6) Strong institutions: As with the deteriorating global economy, the
global nature of climate change demands international cooperation and
sound governance. The strength and effectiveness of the United Nations,
multilateral banks, and major national governments are essential to
addressing global climate change. These institutions - and those
emerging from the hoped-for Copenhagen climate agreement in 2009 -
require strong public support for their critical work.
7) The Equity imperative: No climate agreement will succeed without
support from those countries that have so far contributed little to
human-induced climate change, have low per-capita emissions, and stand
to face the biggest challenges in adapting to the coming changes. A pact
that is fair to developing and industrialised countries alike is essential.
8) Economic stability: With the world now fixated on the sputtering
global economy, addressing climate change will demand attention to costs
and the promise of improving rather than undermining long-term economic
prospects. A climate agreement will have to operate effectively during
anaemic as well as booming economic periods, facing squarely the
challenges of poverty and unemployment while continually reducing
emissions of carbon dioxide and other greenhouse gases.
9) Political stability: A world beset by conflict and terrorism is far
less likely to prevent dangerous climate disruption than one at peace.

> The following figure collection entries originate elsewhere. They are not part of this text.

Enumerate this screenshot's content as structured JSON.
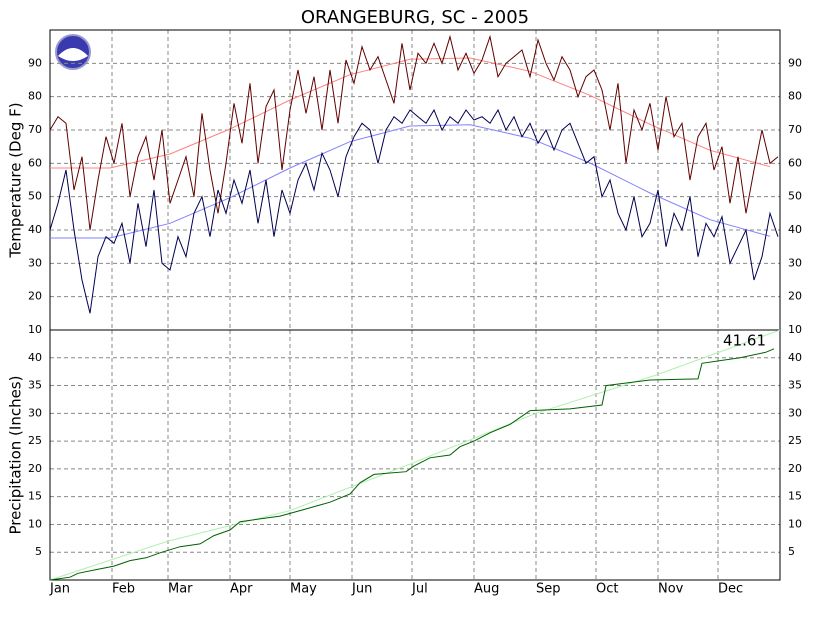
{
  "chart_data": [
    {
      "type": "line",
      "title": "ORANGEBURG, SC - 2005",
      "y_label": "Temperature (Deg F)",
      "xlim": [
        0,
        365
      ],
      "ylim": [
        10,
        100
      ],
      "yticks": [
        10,
        20,
        30,
        40,
        50,
        60,
        70,
        80,
        90
      ],
      "grid": true,
      "series": [
        {
          "color": "#ff8080",
          "x": [
            0,
            30,
            60,
            90,
            120,
            150,
            180,
            210,
            240,
            270,
            300,
            330,
            360
          ],
          "values": [
            58.6,
            58.6,
            62.8,
            70.3,
            79.0,
            86.6,
            91.2,
            91.6,
            87.6,
            80.4,
            71.7,
            63.9,
            59.0
          ]
        },
        {
          "color": "#8080ff",
          "x": [
            0,
            30,
            60,
            90,
            120,
            150,
            180,
            210,
            240,
            270,
            300,
            330,
            360
          ],
          "values": [
            37.6,
            37.6,
            42.0,
            49.7,
            58.6,
            66.5,
            71.2,
            71.6,
            67.5,
            60.1,
            51.1,
            43.1,
            38.1
          ]
        },
        {
          "color": "#600000",
          "x": [
            0,
            4,
            8,
            12,
            16,
            20,
            24,
            28,
            32,
            36,
            40,
            44,
            48,
            52,
            56,
            60,
            64,
            68,
            72,
            76,
            80,
            84,
            88,
            92,
            96,
            100,
            104,
            108,
            112,
            116,
            120,
            124,
            128,
            132,
            136,
            140,
            144,
            148,
            152,
            156,
            160,
            164,
            168,
            172,
            176,
            180,
            184,
            188,
            192,
            196,
            200,
            204,
            208,
            212,
            216,
            220,
            224,
            228,
            232,
            236,
            240,
            244,
            248,
            252,
            256,
            260,
            264,
            268,
            272,
            276,
            280,
            284,
            288,
            292,
            296,
            300,
            304,
            308,
            312,
            316,
            320,
            324,
            328,
            332,
            336,
            340,
            344,
            348,
            352,
            356,
            360,
            364
          ],
          "values": [
            70,
            74,
            72,
            52,
            62,
            40,
            55,
            68,
            60,
            72,
            50,
            62,
            68,
            55,
            70,
            48,
            55,
            62,
            50,
            75,
            58,
            45,
            60,
            78,
            66,
            84,
            60,
            77,
            82,
            58,
            76,
            88,
            75,
            86,
            70,
            88,
            72,
            91,
            84,
            95,
            88,
            92,
            85,
            78,
            96,
            82,
            93,
            90,
            96,
            90,
            98,
            88,
            93,
            87,
            91,
            98,
            86,
            90,
            92,
            94,
            86,
            97,
            90,
            85,
            92,
            88,
            80,
            86,
            88,
            82,
            70,
            84,
            60,
            76,
            70,
            78,
            64,
            80,
            68,
            72,
            55,
            68,
            72,
            58,
            65,
            48,
            62,
            45,
            58,
            70,
            60,
            62
          ]
        },
        {
          "color": "#000050",
          "x": [
            0,
            4,
            8,
            12,
            16,
            20,
            24,
            28,
            32,
            36,
            40,
            44,
            48,
            52,
            56,
            60,
            64,
            68,
            72,
            76,
            80,
            84,
            88,
            92,
            96,
            100,
            104,
            108,
            112,
            116,
            120,
            124,
            128,
            132,
            136,
            140,
            144,
            148,
            152,
            156,
            160,
            164,
            168,
            172,
            176,
            180,
            184,
            188,
            192,
            196,
            200,
            204,
            208,
            212,
            216,
            220,
            224,
            228,
            232,
            236,
            240,
            244,
            248,
            252,
            256,
            260,
            264,
            268,
            272,
            276,
            280,
            284,
            288,
            292,
            296,
            300,
            304,
            308,
            312,
            316,
            320,
            324,
            328,
            332,
            336,
            340,
            344,
            348,
            352,
            356,
            360,
            364
          ],
          "values": [
            40,
            48,
            58,
            40,
            25,
            15,
            32,
            38,
            36,
            42,
            30,
            48,
            35,
            52,
            30,
            28,
            38,
            32,
            45,
            50,
            38,
            52,
            45,
            55,
            48,
            58,
            42,
            55,
            38,
            52,
            45,
            55,
            60,
            52,
            63,
            58,
            50,
            62,
            68,
            72,
            70,
            60,
            70,
            74,
            72,
            76,
            74,
            72,
            76,
            70,
            74,
            72,
            76,
            73,
            74,
            72,
            76,
            70,
            74,
            68,
            72,
            66,
            70,
            64,
            70,
            72,
            66,
            60,
            62,
            50,
            55,
            45,
            40,
            50,
            38,
            42,
            52,
            35,
            45,
            40,
            50,
            32,
            42,
            38,
            44,
            30,
            35,
            40,
            25,
            32,
            45,
            38
          ]
        }
      ]
    },
    {
      "type": "line",
      "y_label": "Precipitation (Inches)",
      "annotation": "41.61",
      "xlim": [
        0,
        365
      ],
      "ylim": [
        0,
        45
      ],
      "yticks": [
        5,
        10,
        15,
        20,
        25,
        30,
        35,
        40
      ],
      "grid": true,
      "xticks": [
        {
          "value": 0,
          "label": "Jan"
        },
        {
          "value": 31,
          "label": "Feb"
        },
        {
          "value": 59,
          "label": "Mar"
        },
        {
          "value": 90,
          "label": "Apr"
        },
        {
          "value": 120,
          "label": "May"
        },
        {
          "value": 151,
          "label": "Jun"
        },
        {
          "value": 181,
          "label": "Jul"
        },
        {
          "value": 212,
          "label": "Aug"
        },
        {
          "value": 243,
          "label": "Sep"
        },
        {
          "value": 273,
          "label": "Oct"
        },
        {
          "value": 304,
          "label": "Nov"
        },
        {
          "value": 334,
          "label": "Dec"
        }
      ],
      "series": [
        {
          "color": "#b0f0b0",
          "x": [
            0,
            59,
            120,
            181,
            212,
            243,
            304,
            365
          ],
          "values": [
            0,
            7,
            12.5,
            21,
            25.5,
            30,
            37,
            45
          ]
        },
        {
          "color": "#006000",
          "x": [
            0,
            10,
            14,
            25,
            32,
            40,
            48,
            56,
            65,
            75,
            82,
            90,
            95,
            105,
            115,
            125,
            135,
            140,
            150,
            155,
            162,
            178,
            182,
            190,
            200,
            205,
            212,
            220,
            230,
            240,
            260,
            276,
            278,
            300,
            324,
            326,
            345,
            358,
            362
          ],
          "values": [
            0,
            0.5,
            1.2,
            2,
            2.5,
            3.5,
            4,
            5,
            6,
            6.5,
            8,
            9,
            10.5,
            11,
            11.5,
            12.5,
            13.5,
            14,
            15.5,
            17.5,
            19,
            19.5,
            20.5,
            22,
            22.5,
            24,
            25,
            26.5,
            28,
            30.5,
            30.8,
            31.5,
            35,
            36,
            36.2,
            39,
            40,
            41,
            41.61
          ]
        }
      ]
    }
  ]
}
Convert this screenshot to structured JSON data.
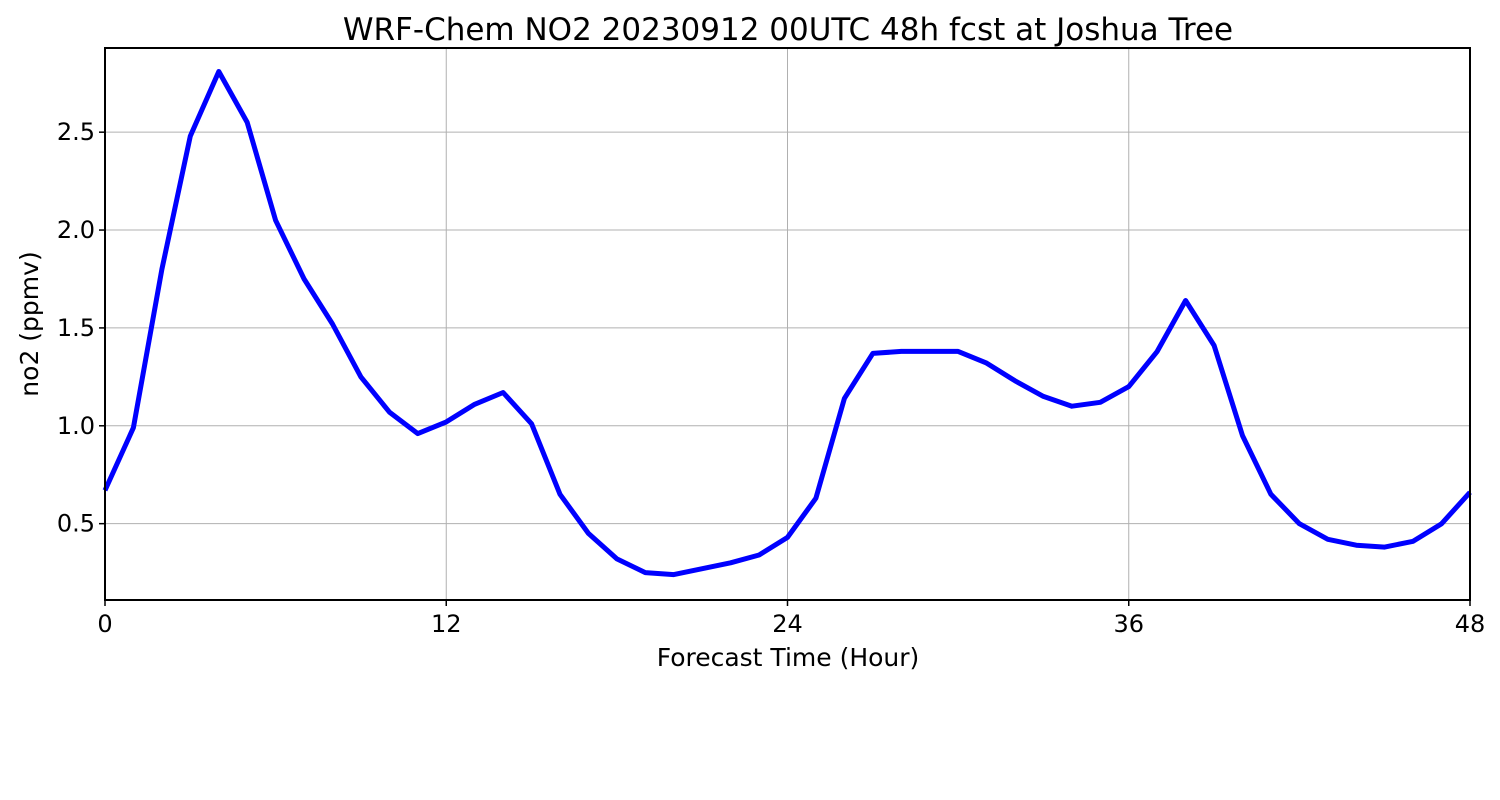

Security and climate must be addressed simultaneously. On the positive
side, negotiating an effective and fair climate agreement offers
countries a needed opportunity to practice peace and re-frame
international relations along cooperative rather than competitive lines.
10) Mobilising for change: The way to deal with climate change we
ourselves are causing is to see the opportunity for a new global economy
and new ways of living in the effort to bring net greenhouse gas
emissions to an end. There's no guarantee such a transition will be easy
- or even possible. But a global movement to make the effort is needed
now, and could yield new jobs, new opportunities for peace, and global
cooperation beyond what humanity has ever achieved.
All good sensible stuff, in my view, if a little heavy on the idealism
and light on the detail about how any of this can actually be
implemented effectively. But has it missed anything out? Should any of
these be prioritised over others? Do you have more hope, perhaps, and
believe we can reach a state of "neg-emissions" by 2050?